Projects
Studying umbilical cord blood (UCB) CD34+ cell interaction with erythropoietin (EPO) as a soluble factor in UCB transplantation
The Aljitawi lab has been investigating EPO signaling through EPO receptor (EPOR) effects on UCB CD34+ cell homing and engraftment. Dr. Aljitawi and his research team discovered that exposure to erythropoietin impairs UCB CD34+ cell homing to the bone marrow. To translate this finding to patient care, Dr. Aljitawi and his research team investigated the use of hyperbaric oxygen (HBO) as a modality to lower systemic EPO with the aim of improving UCB CD34+ cell homing and engraftment. This work in its entirety was recently published in Blood, and there are several ongoing clinical trials at different stage for HBO treatments.
Studying erythropoietin (EPO) signaling through its receptor, EPOR in UCB CD34+ cells
The Aljitawi lab has found that RasGRP3 plays a role in EPO signaling through EPOR in UCB CD34+ cells. Currently, we are exploring RasGRP3's effects on UCB CD34+ cells in vitro and in vivo.

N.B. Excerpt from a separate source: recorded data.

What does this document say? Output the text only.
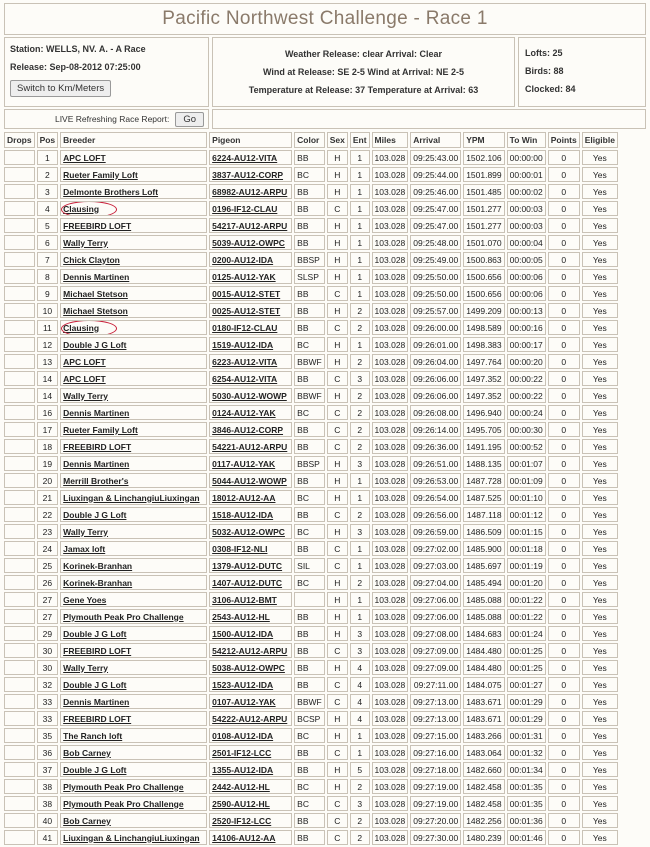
Pacific Northwest Challenge - Race 1
Station: WELLS, NV. A. - A Race
Release: Sep-08-2012 07:25:00
Switch to Km/Meters
Weather Release: clear Arrival: Clear
Wind at Release: SE 2-5 Wind at Arrival: NE 2-5
Temperature at Release: 37 Temperature at Arrival: 63
Lofts: 25
Birds: 88
Clocked: 84
LIVE Refreshing Race Report:	Go
Drops	Pos	Breeder	Pigeon	Color	Sex	Ent	Miles	Arrival	YPM	To Win	Points	Eligible
	1	APC LOFT	6224-AU12-VITA	BB	H	1	103.028	09:25:43.00	1502.106	00:00:00	0	Yes
	2	Rueter Family Loft	3837-AU12-CORP	BC	H	1	103.028	09:25:44.00	1501.899	00:00:01	0	Yes
	3	Delmonte Brothers Loft	68982-AU12-ARPU	BB	H	1	103.028	09:25:46.00	1501.485	00:00:02	0	Yes
	4	Clausing	0196-IF12-CLAU	BB	C	1	103.028	09:25:47.00	1501.277	00:00:03	0	Yes
	5	FREEBIRD LOFT	54217-AU12-ARPU	BB	H	1	103.028	09:25:47.00	1501.277	00:00:03	0	Yes
	6	Wally Terry	5039-AU12-OWPC	BB	H	1	103.028	09:25:48.00	1501.070	00:00:04	0	Yes
	7	Chick Clayton	0200-AU12-IDA	BBSP	H	1	103.028	09:25:49.00	1500.863	00:00:05	0	Yes
	8	Dennis Martinen	0125-AU12-YAK	SLSP	H	1	103.028	09:25:50.00	1500.656	00:00:06	0	Yes
	9	Michael Stetson	0015-AU12-STET	BB	C	1	103.028	09:25:50.00	1500.656	00:00:06	0	Yes
	10	Michael Stetson	0025-AU12-STET	BB	H	2	103.028	09:25:57.00	1499.209	00:00:13	0	Yes
	11	Clausing	0180-IF12-CLAU	BB	C	2	103.028	09:26:00.00	1498.589	00:00:16	0	Yes
	12	Double J G Loft	1519-AU12-IDA	BC	H	1	103.028	09:26:01.00	1498.383	00:00:17	0	Yes
	13	APC LOFT	6223-AU12-VITA	BBWF	H	2	103.028	09:26:04.00	1497.764	00:00:20	0	Yes
	14	APC LOFT	6254-AU12-VITA	BB	C	3	103.028	09:26:06.00	1497.352	00:00:22	0	Yes
	14	Wally Terry	5030-AU12-WOWP	BBWF	H	2	103.028	09:26:06.00	1497.352	00:00:22	0	Yes
	16	Dennis Martinen	0124-AU12-YAK	BC	C	2	103.028	09:26:08.00	1496.940	00:00:24	0	Yes
	17	Rueter Family Loft	3846-AU12-CORP	BB	C	2	103.028	09:26:14.00	1495.705	00:00:30	0	Yes
	18	FREEBIRD LOFT	54221-AU12-ARPU	BB	C	2	103.028	09:26:36.00	1491.195	00:00:52	0	Yes
	19	Dennis Martinen	0117-AU12-YAK	BBSP	H	3	103.028	09:26:51.00	1488.135	00:01:07	0	Yes
	20	Merrill Brother's	5044-AU12-WOWP	BB	H	1	103.028	09:26:53.00	1487.728	00:01:09	0	Yes
	21	Liuxingan & LinchangiuLiuxingan	18012-AU12-AA	BC	H	1	103.028	09:26:54.00	1487.525	00:01:10	0	Yes
	22	Double J G Loft	1518-AU12-IDA	BB	C	2	103.028	09:26:56.00	1487.118	00:01:12	0	Yes
	23	Wally Terry	5032-AU12-OWPC	BC	H	3	103.028	09:26:59.00	1486.509	00:01:15	0	Yes
	24	Jamax loft	0308-IF12-NLI	BB	C	1	103.028	09:27:02.00	1485.900	00:01:18	0	Yes
	25	Korinek-Branhan	1379-AU12-DUTC	SIL	C	1	103.028	09:27:03.00	1485.697	00:01:19	0	Yes
	26	Korinek-Branhan	1407-AU12-DUTC	BC	H	2	103.028	09:27:04.00	1485.494	00:01:20	0	Yes
	27	Gene Yoes	3106-AU12-BMT		H	1	103.028	09:27:06.00	1485.088	00:01:22	0	Yes
	27	Plymouth Peak Pro Challenge	2543-AU12-HL	BB	H	1	103.028	09:27:06.00	1485.088	00:01:22	0	Yes
	29	Double J G Loft	1500-AU12-IDA	BB	H	3	103.028	09:27:08.00	1484.683	00:01:24	0	Yes
	30	FREEBIRD LOFT	54212-AU12-ARPU	BB	C	3	103.028	09:27:09.00	1484.480	00:01:25	0	Yes
	30	Wally Terry	5038-AU12-OWPC	BB	H	4	103.028	09:27:09.00	1484.480	00:01:25	0	Yes
	32	Double J G Loft	1523-AU12-IDA	BB	C	4	103.028	09:27:11.00	1484.075	00:01:27	0	Yes
	33	Dennis Martinen	0107-AU12-YAK	BBWF	C	4	103.028	09:27:13.00	1483.671	00:01:29	0	Yes
	33	FREEBIRD LOFT	54222-AU12-ARPU	BCSP	H	4	103.028	09:27:13.00	1483.671	00:01:29	0	Yes
	35	The Ranch loft	0108-AU12-IDA	BC	H	1	103.028	09:27:15.00	1483.266	00:01:31	0	Yes
	36	Bob Carney	2501-IF12-LCC	BB	C	1	103.028	09:27:16.00	1483.064	00:01:32	0	Yes
	37	Double J G Loft	1355-AU12-IDA	BB	H	5	103.028	09:27:18.00	1482.660	00:01:34	0	Yes
	38	Plymouth Peak Pro Challenge	2442-AU12-HL	BC	H	2	103.028	09:27:19.00	1482.458	00:01:35	0	Yes
	38	Plymouth Peak Pro Challenge	2590-AU12-HL	BC	C	3	103.028	09:27:19.00	1482.458	00:01:35	0	Yes
	40	Bob Carney	2520-IF12-LCC	BB	C	2	103.028	09:27:20.00	1482.256	00:01:36	0	Yes
	41	Liuxingan & LinchangiuLiuxingan	14106-AU12-AA	BB	C	2	103.028	09:27:30.00	1480.239	00:01:46	0	Yes
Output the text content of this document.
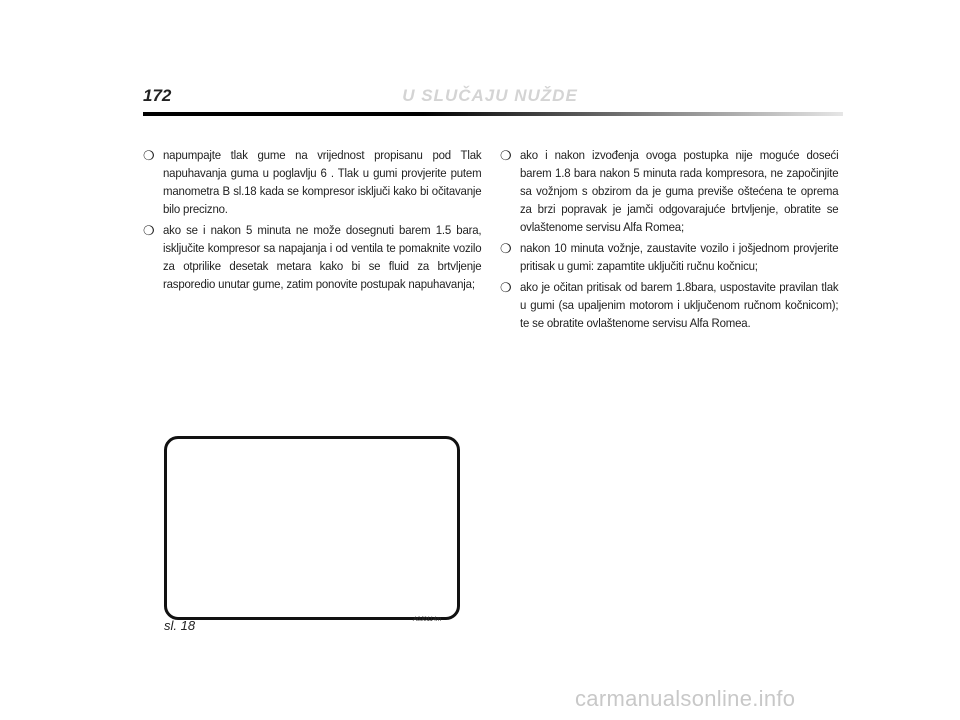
172	U SLUČAJU NUŽDE
❍ napumpajte tlak gume na vrijednost propisanu pod Tlak napuhavanja guma u poglavlju 6 . Tlak u gumi provjerite putem manometra B sl.18 kada se kompresor isključi kako bi očitavanje bilo precizno.
❍ ako se i nakon 5 minuta ne može dosegnuti barem 1.5 bara, isključite kompresor sa napajanja i od ventila te pomaknite vozilo za otprilike desetak metara kako bi se fluid za brtvljenje rasporedio unutar gume, zatim ponovite postupak napuhavanja;
❍ ako i nakon izvođenja ovoga postupka nije moguće doseći barem 1.8 bara nakon 5 minuta rada kompresora, ne započinjite sa vožnjom s obzirom da je guma previše oštećena te oprema za brzi popravak je jamči odgovarajuće brtvljenje, obratite se ovlaštenome servisu Alfa Romea;
❍ nakon 10 minuta vožnje, zaustavite vozilo i jošjednom provjerite pritisak u gumi: zapamtite uključiti ručnu kočnicu;
❍ ako je očitan pritisak od barem 1.8bara, uspostavite pravilan tlak u gumi (sa upaljenim motorom i uključenom ručnom kočnicom); te se obratite ovlaštenome servisu Alfa Romea.
A0J0114m
sl. 18
carmanualsonline.info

Using Wharton's jelly decellularized matrix as a 3-D model to study cancer-matrix interactions and hematopoietic stem cell-matrix interactions
Since decellularized Wharton's jelly matrix mimics the bone marrow matrix, we are using this matrix to expand UCB CD34+ cells with improved homing capabilities. Also, we use this matrix to study leukemia-matrix interactions with focus on generating leukemia cells that are resistant to chemotherapy effects. In addition, in collaboration with Dr. Van Veldhuizen, we are studying prostate cancer-matrix interactions.